Study: AI agents trade in prediction markets but struggle to learn from others when tasks get complex
This paper tests whether AI agents built from large language models can pool private information by trading in a simple prediction market. The question is whether watching prices and other actions lets these agents infer what others know and push the market price toward the true outcome. The authors measure market accuracy by the “log error” of the final price, a numerical way to say how far the last market price was from the true 0–1 outcome.
The researchers ran a controlled experiment where teams of three AI traders repeatedly bought and sold a security that pays 1 if a stated binary event happens and 0 otherwise. Each trader received private signals about the event. They varied how hard it is to reason about those signals (four information structures from easy to very hard), allowed or blocked public messages (“cheap talk”), changed the market length (3, 6, or 9 rounds) and the starting price, and tested both “myopic” and “strategic” prompting. They used a range of models (including Claude Haiku, Gemini, GPT-4o, GPT-5 mini and others) and ran thousands of markets (1772 in the first wave and another 576 with newer models).
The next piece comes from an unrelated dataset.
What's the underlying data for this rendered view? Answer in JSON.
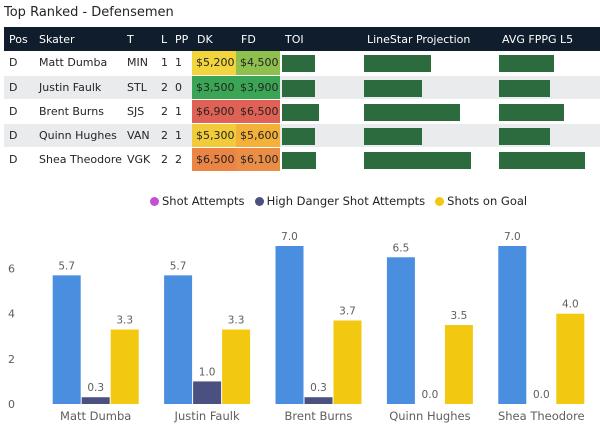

The securities were built so that, in theory, fully rational and sufficiently sophisticated traders should always aggregate information.
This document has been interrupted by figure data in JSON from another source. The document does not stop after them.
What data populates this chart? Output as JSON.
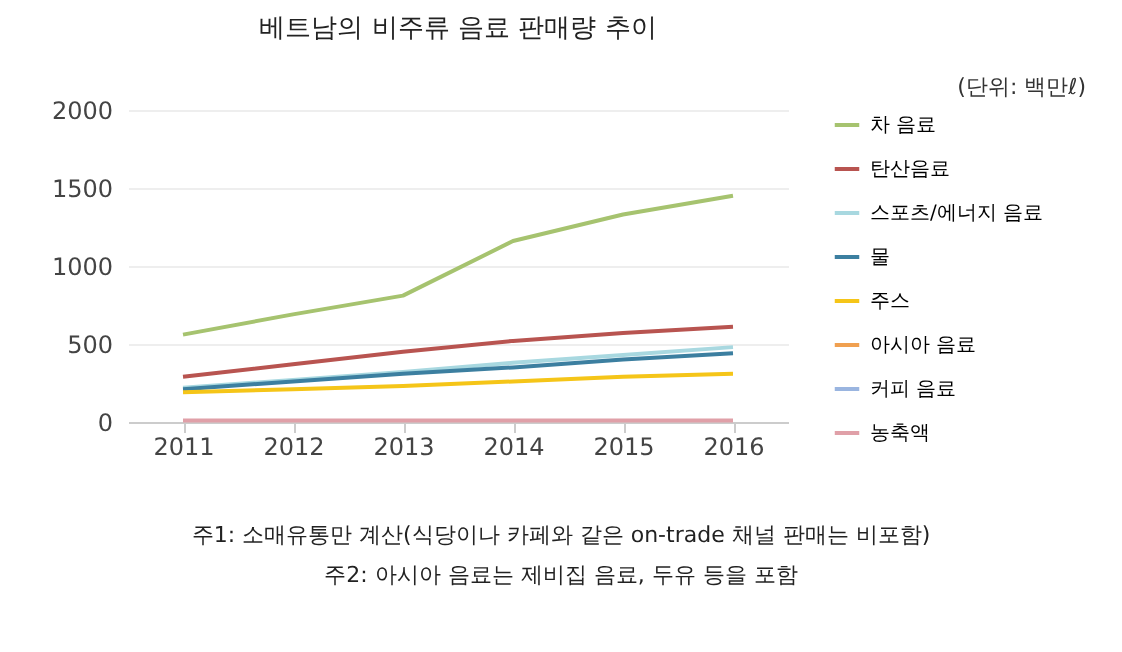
{
  "chart_data": {
    "type": "line",
    "title": "베트남의 비주류 음료 판매량 추이",
    "annotations": [
      "(단위: 백만ℓ)",
      "주1: 소매유통만 계산(식당이나 카페와 같은 on-trade 채널 판매는 비포함)",
      "주2: 아시아 음료는 제비집 음료, 두유 등을 포함"
    ],
    "categories": [
      "2011",
      "2012",
      "2013",
      "2014",
      "2015",
      "2016"
    ],
    "series": [
      {
        "name": "차 음료",
        "color": "#a6c36f",
        "values": [
          560,
          690,
          810,
          1160,
          1330,
          1450
        ]
      },
      {
        "name": "탄산음료",
        "color": "#b85450",
        "values": [
          290,
          370,
          450,
          520,
          570,
          610
        ]
      },
      {
        "name": "스포츠/에너지 음료",
        "color": "#a8d8e0",
        "values": [
          220,
          270,
          320,
          380,
          430,
          480
        ]
      },
      {
        "name": "물",
        "color": "#3c7fa0",
        "values": [
          210,
          260,
          310,
          350,
          400,
          440
        ]
      },
      {
        "name": "주스",
        "color": "#f5c518",
        "values": [
          190,
          210,
          230,
          260,
          290,
          310
        ]
      },
      {
        "name": "아시아 음료",
        "color": "#f0a050",
        "values": [
          null,
          null,
          null,
          null,
          null,
          null
        ]
      },
      {
        "name": "커피 음료",
        "color": "#9ab5e0",
        "values": [
          null,
          null,
          null,
          null,
          null,
          null
        ]
      },
      {
        "name": "농축액",
        "color": "#e0a0a8",
        "values": [
          10,
          10,
          10,
          10,
          10,
          10
        ]
      }
    ],
    "ylim": [
      0,
      2000
    ],
    "yticks": [
      0,
      500,
      1000,
      1500,
      2000
    ],
    "grid": "y",
    "legend": "right"
  }
}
The main result is mixed. In the easiest information settings the median market did aggregate well: across structures the median final price was 0.91 when the true value was 1. In easy and medium settings the price was almost exactly 1. But performance fell as the information problem became harder. In the “hard” structure the median price was 0.73, and in the “very hard” structure it dropped to 0.5, which is no better than a random guess and therefore uninformative. These results held even when the authors repeated experiments with more recent state-of-the-art models in April 2026. Surprisingly, some frontier models did worse on average than earlier top performers.